As the tactics of warfare change, the demand for intellectual firepower and technologically gifted soldiers is higher than ever within the IDF. A draft gives the IDF the advantage of tapping into a wide range of talents, most notably in the area of cyber and technology, officials said.
“Young people very much want to serve here,” said Col. Boaz Kavina, commander of the combat technologies section of the IDF’s cyber directorate.
The IDF’s technology branch spends a lot of time working with high schools, talking with principals, teachers and students. From sponsoring special academic programs to guiding technologically gifted draftees into the cyberunit, the relationship ensures the military can capitalize on the talents of those drafted while also providing real-world experience to troops who will later head off to university.
In some cases, the soldiers might return to the IDF for a professional military career. If not, many who serve in the IDF’s technology branch go into research positions inside Israel’s booming defense industry, Kavina said.

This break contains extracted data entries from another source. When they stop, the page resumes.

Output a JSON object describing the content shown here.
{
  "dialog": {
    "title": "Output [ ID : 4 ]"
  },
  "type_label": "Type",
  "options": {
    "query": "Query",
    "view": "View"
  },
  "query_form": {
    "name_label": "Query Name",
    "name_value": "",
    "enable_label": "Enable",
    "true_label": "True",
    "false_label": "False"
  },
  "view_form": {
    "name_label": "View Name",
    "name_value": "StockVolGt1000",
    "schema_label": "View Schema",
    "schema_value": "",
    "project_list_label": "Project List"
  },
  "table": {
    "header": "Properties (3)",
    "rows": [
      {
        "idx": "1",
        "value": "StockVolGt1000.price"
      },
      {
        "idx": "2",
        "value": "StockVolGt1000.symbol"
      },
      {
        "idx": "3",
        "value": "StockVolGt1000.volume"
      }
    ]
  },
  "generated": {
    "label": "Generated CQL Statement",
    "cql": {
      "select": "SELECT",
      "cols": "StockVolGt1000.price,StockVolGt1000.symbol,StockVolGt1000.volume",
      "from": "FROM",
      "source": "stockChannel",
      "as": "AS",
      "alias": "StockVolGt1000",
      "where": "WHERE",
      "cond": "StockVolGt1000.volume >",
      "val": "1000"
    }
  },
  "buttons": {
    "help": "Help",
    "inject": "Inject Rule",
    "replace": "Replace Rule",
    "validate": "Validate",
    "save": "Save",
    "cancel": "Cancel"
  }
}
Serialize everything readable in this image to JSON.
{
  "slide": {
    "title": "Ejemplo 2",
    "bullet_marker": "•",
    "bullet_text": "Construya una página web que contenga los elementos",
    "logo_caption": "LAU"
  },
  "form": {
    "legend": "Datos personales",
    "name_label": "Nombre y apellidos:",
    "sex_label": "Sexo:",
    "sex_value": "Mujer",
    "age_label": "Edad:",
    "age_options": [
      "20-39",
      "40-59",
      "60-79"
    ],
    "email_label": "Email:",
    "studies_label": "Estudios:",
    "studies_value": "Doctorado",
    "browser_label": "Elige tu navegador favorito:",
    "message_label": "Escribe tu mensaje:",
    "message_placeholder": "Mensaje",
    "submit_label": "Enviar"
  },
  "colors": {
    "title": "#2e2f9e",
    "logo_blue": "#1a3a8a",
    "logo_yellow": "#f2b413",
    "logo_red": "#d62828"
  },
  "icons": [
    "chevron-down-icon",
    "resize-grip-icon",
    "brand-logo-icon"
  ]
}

In the Negev Desert, Capt. Ran Kushnir, who was overseeing the training of a new batch of armored unit recruits, said most draftees adapt to the military life, but the first weeks are hard on the teenagers. Soon these troops will likely be dispatched to one of Israel’s tense border areas.
For now, their day usually starts at 4 a.m. and ends around midnight at the austere training center in the desert. It’s a regimented life, much like U.S. basic training: loudly barked orders, surprise inspections, long hours in the field, daylong ruck marches and classroom instruction.
“In the beginning, some cry,” Kushnir said. “Everybody has their breaking point in the first weeks, but now you can see them getting used to it.”
Pvt. Noah Diller-Schatz, a U.S. and Israeli citizen who recently graduated high school in the U.S., said he came back to Israel because he still has family in the country. With the potential for rocket strikes and violence at any moment, to serve means to defend them, he said.
“You have a different perspective here,” Diller-Schatz said.